Insight Research Ireland Centre brings ‘breakthrough’ methodology to wearable sensor tech
A team of researchers at the Insight Research Ireland Centre for Data Analytics in University of Galway has developed a new methodology to help machines to recognise human activity from sensors more accurately.
Human Activity Recognition is a technology that decodes our movements from wearable sensors and IoT devices. From tracking rehabilitation progress to enabling safer workplaces, Human Activity Recognition technology has the power to transform healthcare and everyday life. However, these systems are notoriously complex and fragile, demanding endless manual tuning and human oversight.

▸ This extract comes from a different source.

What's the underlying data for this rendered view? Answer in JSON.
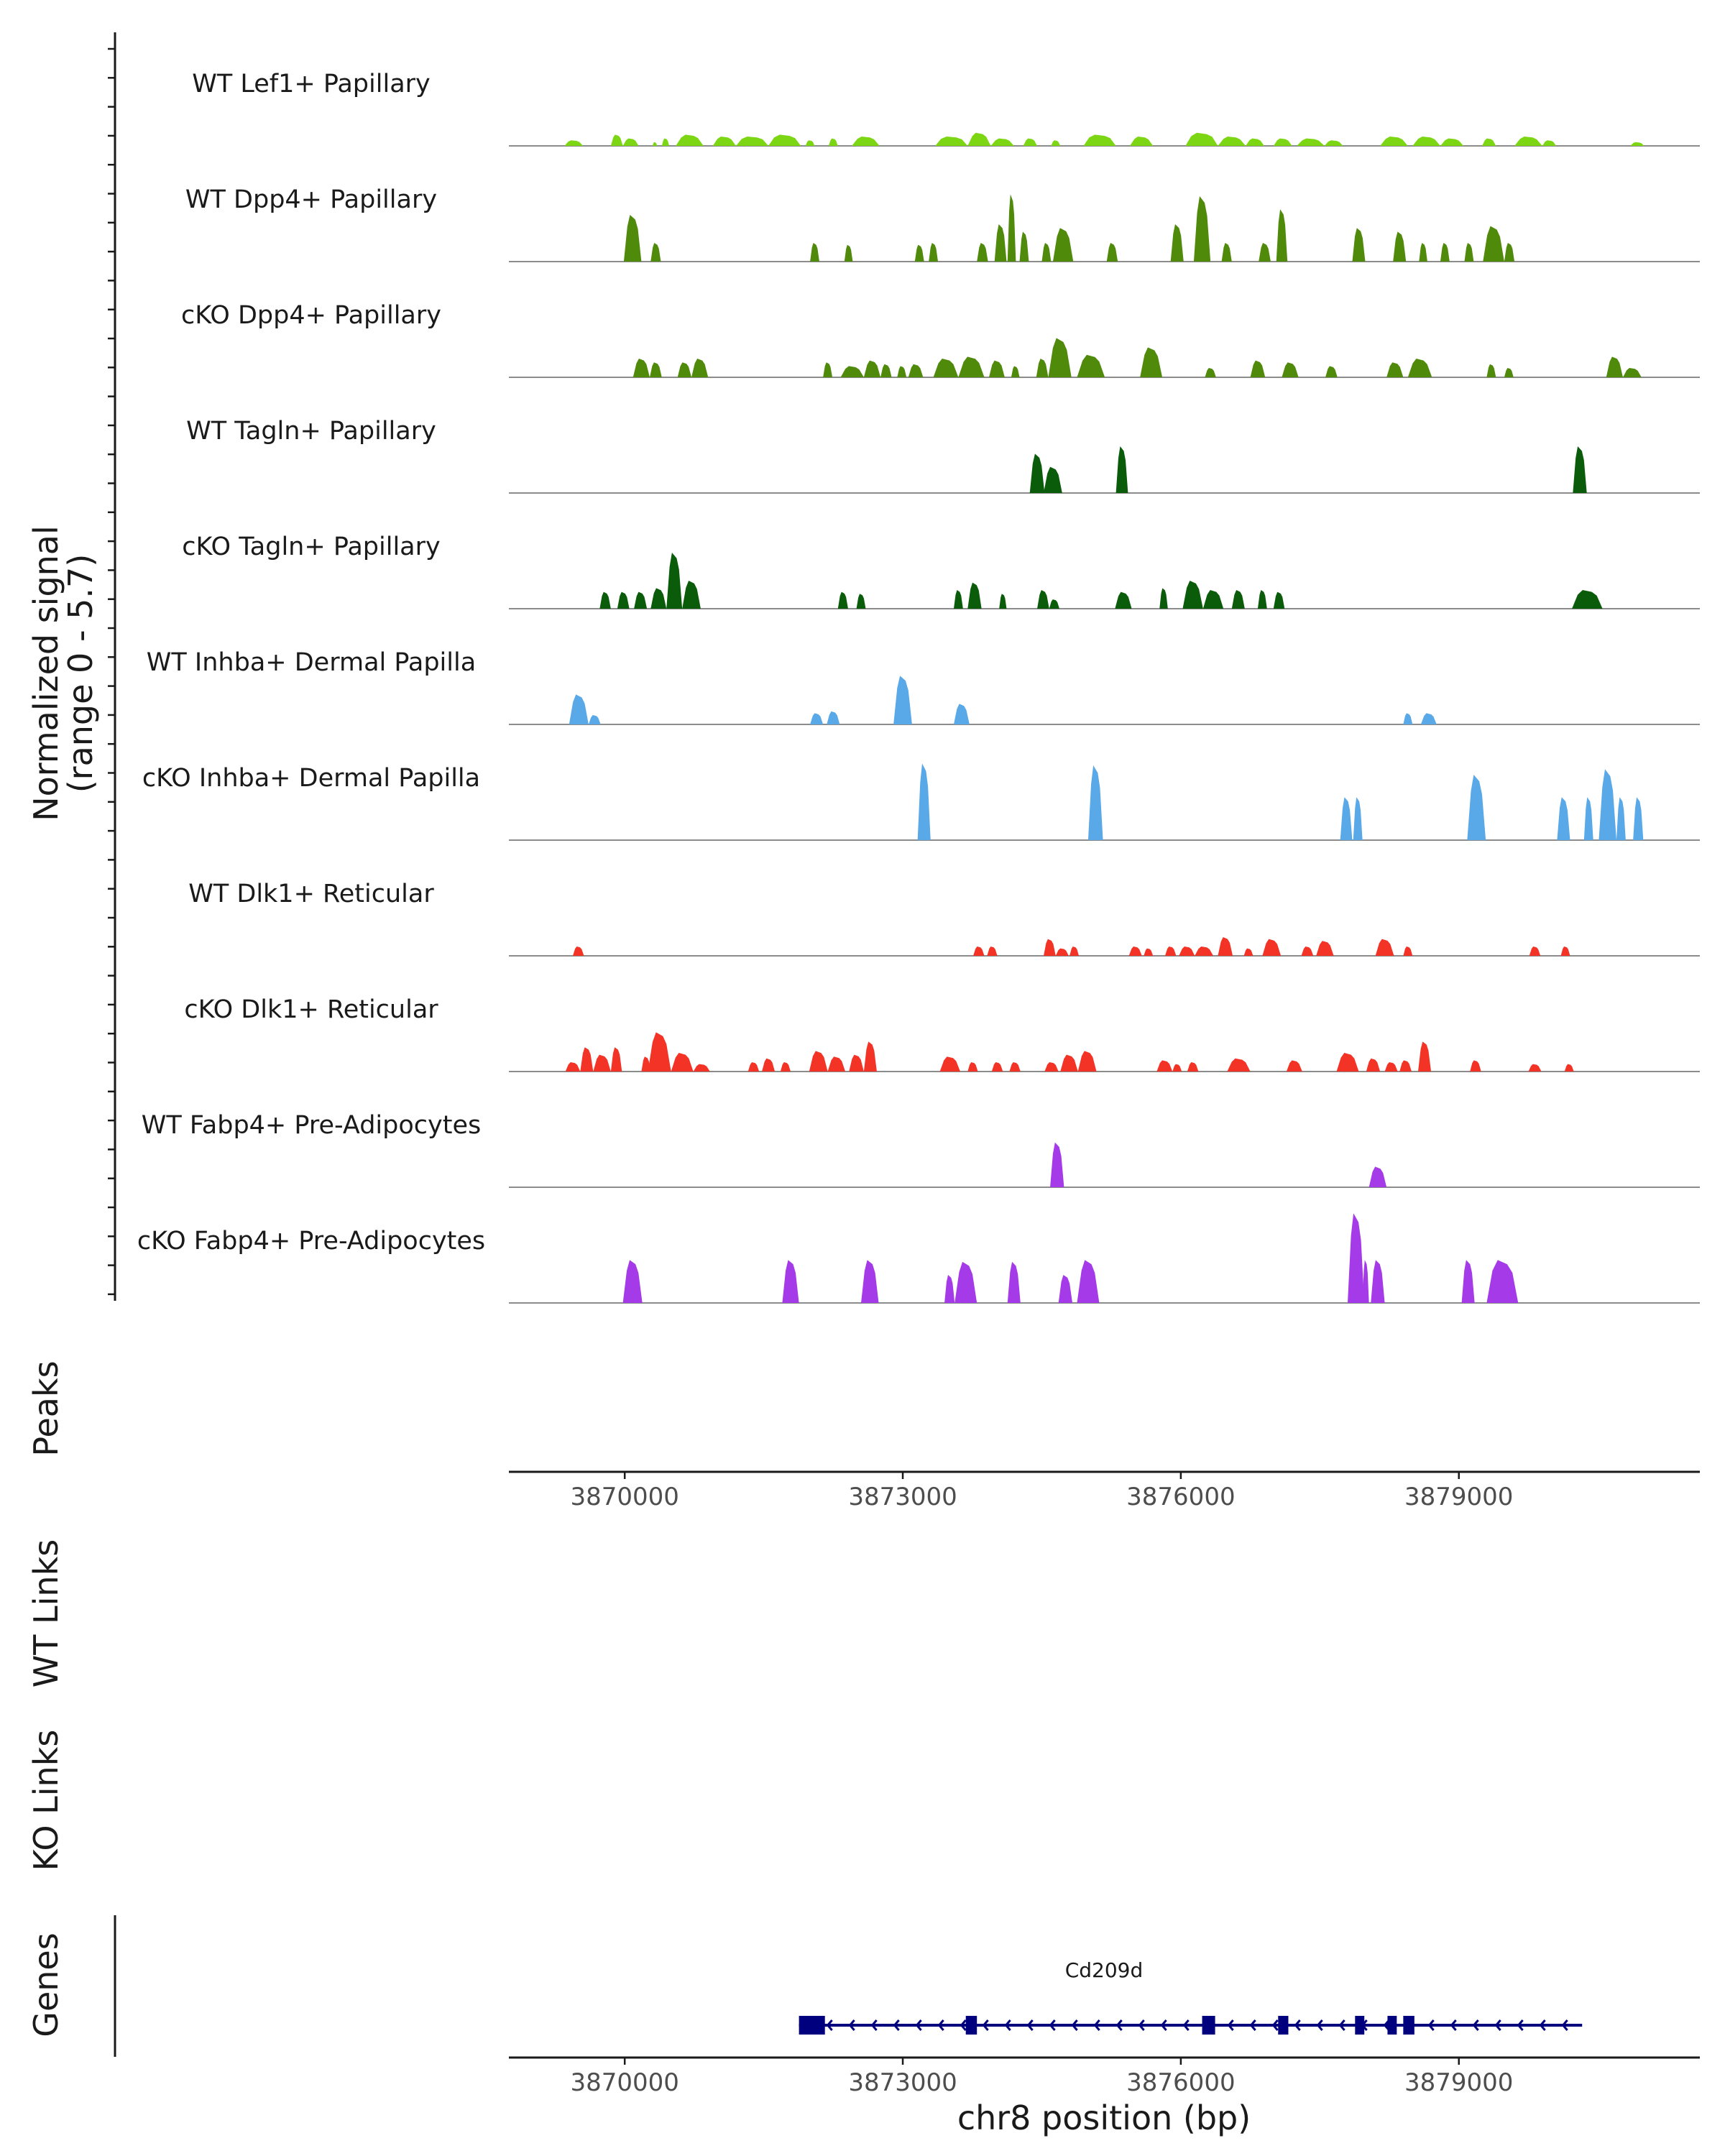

In a significant breakthrough in the field, Dr Nitesh Bharot (pictured), Dr Priyanka Verma and Prof John Breslin at the Insight Research Ireland Centre have developed the Automated Decision Maker; a system that automates the entire Human Activity Recognition pipeline, removing the bottlenecks of manual intervention.
The Automated Decision Maker automatically selects, tunes and optimises models, making Human Activity Recognition systems faster, more accurate and more reliable.
Published in the IEEE Journal of Biomedical and Health Informatics, this pioneering research has demonstrated accuracy rates of up to 99.78%.
Lead researcher Dr Nitesh Bharot said: ‘Healthcare providers can trust this data. Patients can be monitored remotely with fewer errors. Sports professionals can push their limits safely. Factories and smart homes can detect anomalies before accidents happen. This work is a step toward a future where machines don’t just collect data – they make sense of it reliably and at scale for us.’
Supported by Insight Research Ireland Centre for Data Analytics (Grant 12/RC/2289_P2).